Translators like to think that we facilitate communication, building linguistic bridges between the speakers (or readers) of one language and those of another. But that’s only half the story. In this job of mediating between two languages we are – we must be – almost neurotically aware of what belongs where. More specifically (although it’s not a word we like to use) we are terrified that our translations, in our target language, might be ‘contaminated’ by elements from the source language: by words, phrases and structures that have slipped through while our guard was down. As I work, scanning my writing for false friends, calques and phrases whose subtle clunkiness might reveal their foreign origins to the finely tuned ear, I resemble not so much a facilitator of cultural exchange as a sentinel, obsessed with ensuring that my text remains free of illegal linguistic aliens.
It is true that, as a literary translator, I can allow myself the occasional exotic flourish, a Spanish word to signal to the reader that, “hey, we’re all nice liberal types, no prejudices here”. But, if I am honest, what such gestures most resemble are the distracting tactics of the magician, the high fluttering fingers of the left hand that draw the spectator’s attention away from the sleight being performed by the right.
At home, there is none of this vigilance, none of this policing. I am Scottish. I speak English. And Spanish. I live – for now – in Spain. With my Spanish wife. And our teenage children. But this brief description only hints at the ways in which we constantly cross and re-cross the frontier between our two languages. Here there are no guards, no walls. Instead, every relationship, every conversation even, has its own combination.
I should clarify, before I go any further, that I am not talking about ‘Spanglish’ – by which I mean the deliberate combination of both Spanish and English words or phrases within a single sentence or utterance, which appears in communities where everyone – to a greater or lesser degree – masters both languages (Puerto Ricans in New York or Gibraltarians in Andalucia, for example). Indeed, Spanglish only works, can only exist, because of this dual mastery, because its speakers can combine the languages in ways that respect the internal logic of each, that draw on their strengths and on the effects that come from making those switches in mid-utterance. It is not something people do out of confusion or laziness.
We could do that. After all, our family is a little bilingual community of its own. And many families in our situation do. But we don’t. Of course, we sometimes use Spanish words in our English and vice versa. My children have a grandma (my mother) and an abuela (my wife’s mother) whatever language we are speaking. And sometimes, when a field is very strongly associated with a language, its terminology remains unchanged. When we talk about school, recreo never becomes break time, bachillerato never becomes baccalaureate (or whatever the English term would even be) and so on.

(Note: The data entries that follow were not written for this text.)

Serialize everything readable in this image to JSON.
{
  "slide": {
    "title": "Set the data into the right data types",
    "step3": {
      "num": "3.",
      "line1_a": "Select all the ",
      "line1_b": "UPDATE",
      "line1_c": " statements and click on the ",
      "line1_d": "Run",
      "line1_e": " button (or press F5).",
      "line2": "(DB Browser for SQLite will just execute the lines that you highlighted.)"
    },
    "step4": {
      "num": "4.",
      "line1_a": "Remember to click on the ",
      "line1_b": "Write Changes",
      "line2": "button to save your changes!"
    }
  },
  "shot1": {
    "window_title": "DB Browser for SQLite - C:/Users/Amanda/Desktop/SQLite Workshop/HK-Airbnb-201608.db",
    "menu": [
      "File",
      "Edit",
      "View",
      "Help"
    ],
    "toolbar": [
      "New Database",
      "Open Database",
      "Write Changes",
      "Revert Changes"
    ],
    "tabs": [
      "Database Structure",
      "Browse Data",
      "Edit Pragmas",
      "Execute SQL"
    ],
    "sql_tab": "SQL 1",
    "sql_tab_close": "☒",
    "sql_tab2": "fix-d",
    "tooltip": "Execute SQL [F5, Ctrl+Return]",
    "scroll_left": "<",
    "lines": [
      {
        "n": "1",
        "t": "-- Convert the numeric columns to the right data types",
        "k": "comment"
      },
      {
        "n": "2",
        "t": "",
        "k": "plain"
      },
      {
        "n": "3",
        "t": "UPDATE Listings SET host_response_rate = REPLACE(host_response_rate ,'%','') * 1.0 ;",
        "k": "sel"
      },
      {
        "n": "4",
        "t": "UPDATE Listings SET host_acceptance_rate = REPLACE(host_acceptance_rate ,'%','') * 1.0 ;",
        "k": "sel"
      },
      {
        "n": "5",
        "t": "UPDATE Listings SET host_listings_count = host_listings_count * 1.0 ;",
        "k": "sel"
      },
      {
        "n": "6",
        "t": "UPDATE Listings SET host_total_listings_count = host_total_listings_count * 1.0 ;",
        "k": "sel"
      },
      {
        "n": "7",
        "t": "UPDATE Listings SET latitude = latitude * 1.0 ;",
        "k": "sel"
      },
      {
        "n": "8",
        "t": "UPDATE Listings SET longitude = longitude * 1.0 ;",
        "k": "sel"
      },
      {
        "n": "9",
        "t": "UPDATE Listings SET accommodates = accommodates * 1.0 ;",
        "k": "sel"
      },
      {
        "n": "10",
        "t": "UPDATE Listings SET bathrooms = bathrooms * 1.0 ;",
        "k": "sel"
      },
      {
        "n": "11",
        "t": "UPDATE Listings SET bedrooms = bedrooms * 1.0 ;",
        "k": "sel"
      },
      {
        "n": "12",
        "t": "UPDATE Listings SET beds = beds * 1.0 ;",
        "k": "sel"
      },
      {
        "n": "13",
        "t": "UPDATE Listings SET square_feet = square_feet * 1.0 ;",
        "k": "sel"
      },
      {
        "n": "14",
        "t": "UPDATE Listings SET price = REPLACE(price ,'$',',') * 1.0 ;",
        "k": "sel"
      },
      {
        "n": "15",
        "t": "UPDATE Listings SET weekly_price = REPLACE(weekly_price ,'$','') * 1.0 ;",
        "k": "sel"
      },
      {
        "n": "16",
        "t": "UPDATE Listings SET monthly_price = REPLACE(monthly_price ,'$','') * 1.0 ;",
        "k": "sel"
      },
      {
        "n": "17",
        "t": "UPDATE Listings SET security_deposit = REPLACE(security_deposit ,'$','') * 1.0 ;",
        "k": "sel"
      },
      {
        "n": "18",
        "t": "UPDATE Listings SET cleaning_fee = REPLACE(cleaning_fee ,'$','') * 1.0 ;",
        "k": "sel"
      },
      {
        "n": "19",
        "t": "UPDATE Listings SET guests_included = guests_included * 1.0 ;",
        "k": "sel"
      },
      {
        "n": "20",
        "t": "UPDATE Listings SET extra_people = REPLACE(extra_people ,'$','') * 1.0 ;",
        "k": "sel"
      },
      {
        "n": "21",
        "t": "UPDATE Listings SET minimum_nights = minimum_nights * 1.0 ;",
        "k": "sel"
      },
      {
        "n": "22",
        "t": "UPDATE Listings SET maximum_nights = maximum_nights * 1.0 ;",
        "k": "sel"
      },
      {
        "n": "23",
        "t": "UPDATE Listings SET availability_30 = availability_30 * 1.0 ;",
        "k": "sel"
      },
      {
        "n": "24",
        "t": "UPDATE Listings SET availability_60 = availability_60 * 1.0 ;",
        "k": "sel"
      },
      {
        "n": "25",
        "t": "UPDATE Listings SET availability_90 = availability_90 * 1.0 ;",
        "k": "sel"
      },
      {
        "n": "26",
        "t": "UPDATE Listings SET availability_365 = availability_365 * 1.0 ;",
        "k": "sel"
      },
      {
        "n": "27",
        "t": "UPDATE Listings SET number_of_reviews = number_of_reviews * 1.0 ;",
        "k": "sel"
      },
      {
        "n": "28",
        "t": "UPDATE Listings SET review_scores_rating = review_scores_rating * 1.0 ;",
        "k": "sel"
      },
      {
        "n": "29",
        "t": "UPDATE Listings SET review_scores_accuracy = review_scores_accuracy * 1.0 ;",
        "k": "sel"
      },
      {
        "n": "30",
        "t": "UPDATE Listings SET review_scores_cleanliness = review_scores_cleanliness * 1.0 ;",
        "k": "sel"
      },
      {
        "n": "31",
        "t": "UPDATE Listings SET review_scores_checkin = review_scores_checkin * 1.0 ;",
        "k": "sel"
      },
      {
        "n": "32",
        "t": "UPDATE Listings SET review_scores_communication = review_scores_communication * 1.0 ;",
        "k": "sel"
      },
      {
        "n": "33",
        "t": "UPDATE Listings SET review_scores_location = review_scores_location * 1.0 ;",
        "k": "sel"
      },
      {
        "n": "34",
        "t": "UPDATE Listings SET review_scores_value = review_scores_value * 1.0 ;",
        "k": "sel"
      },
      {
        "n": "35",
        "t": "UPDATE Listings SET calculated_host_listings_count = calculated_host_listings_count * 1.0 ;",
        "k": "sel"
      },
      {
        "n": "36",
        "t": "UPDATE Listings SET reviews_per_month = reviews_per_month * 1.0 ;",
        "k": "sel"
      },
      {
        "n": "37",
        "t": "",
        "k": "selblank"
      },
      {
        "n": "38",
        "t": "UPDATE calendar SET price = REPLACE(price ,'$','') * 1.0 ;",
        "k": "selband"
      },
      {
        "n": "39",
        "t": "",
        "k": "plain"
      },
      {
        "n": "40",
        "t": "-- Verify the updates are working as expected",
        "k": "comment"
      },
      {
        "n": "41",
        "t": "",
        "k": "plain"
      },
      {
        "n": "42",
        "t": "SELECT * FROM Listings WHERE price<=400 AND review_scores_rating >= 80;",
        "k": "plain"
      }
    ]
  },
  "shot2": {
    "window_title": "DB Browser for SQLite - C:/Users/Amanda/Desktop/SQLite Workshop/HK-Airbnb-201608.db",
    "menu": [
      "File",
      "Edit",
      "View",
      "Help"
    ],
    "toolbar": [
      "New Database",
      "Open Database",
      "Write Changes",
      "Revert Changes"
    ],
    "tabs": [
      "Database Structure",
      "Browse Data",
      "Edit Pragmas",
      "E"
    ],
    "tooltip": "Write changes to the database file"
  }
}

But what happens in my house is different again. It looks a little like this:
So… there are four people in our family, making six two-way linguistic relationships, each of which is different. Let’s start with the simple ones.
My daughter (C) and I talk to each other in English (I’m ‘T’ in the diagram). My wife (G) and our son (S) talk to each other in Spanish. My daughter talks to her brother in English. He generally (but not always) talks to her in Spanish.
My son generally speaks to me in Spanish. I go with his linguistic flow – when I remember – but default into English otherwise. My wife talks to our daughter in Spanish a lot of the time, but my daughter (almost) always talks to her mother in English.
My wife and I use both languages with each other with, I think, a mild preference on both sides for English. (Her English is better than my Spanish.) We often chop and change within conversations, usually for no obvious reason, although sometimes the motives can be guessed at: staking out the moral high ground is best done in your partner’s language while sulking is performed more effectively in one’s mother tongue.
And, of course, this diagram would have looked quite different two years ago – and may well look quite different two years from now. The point being that relationships between individuals are dynamic and shift over time, and where there is the option of choosing languages to express those relationships, then the choice of language will reflect some of those underlying dynamics.
By contrast, the relationship between two languages, at least for a translator, must be kept as stable as possible, so that Spanish is always Spanish and English is always English. And so I am a linguistic border guard in my work but a restless nomad with my family. Or, as the Spanish proverb has it: “in the blacksmith’s house, a wooden knife.”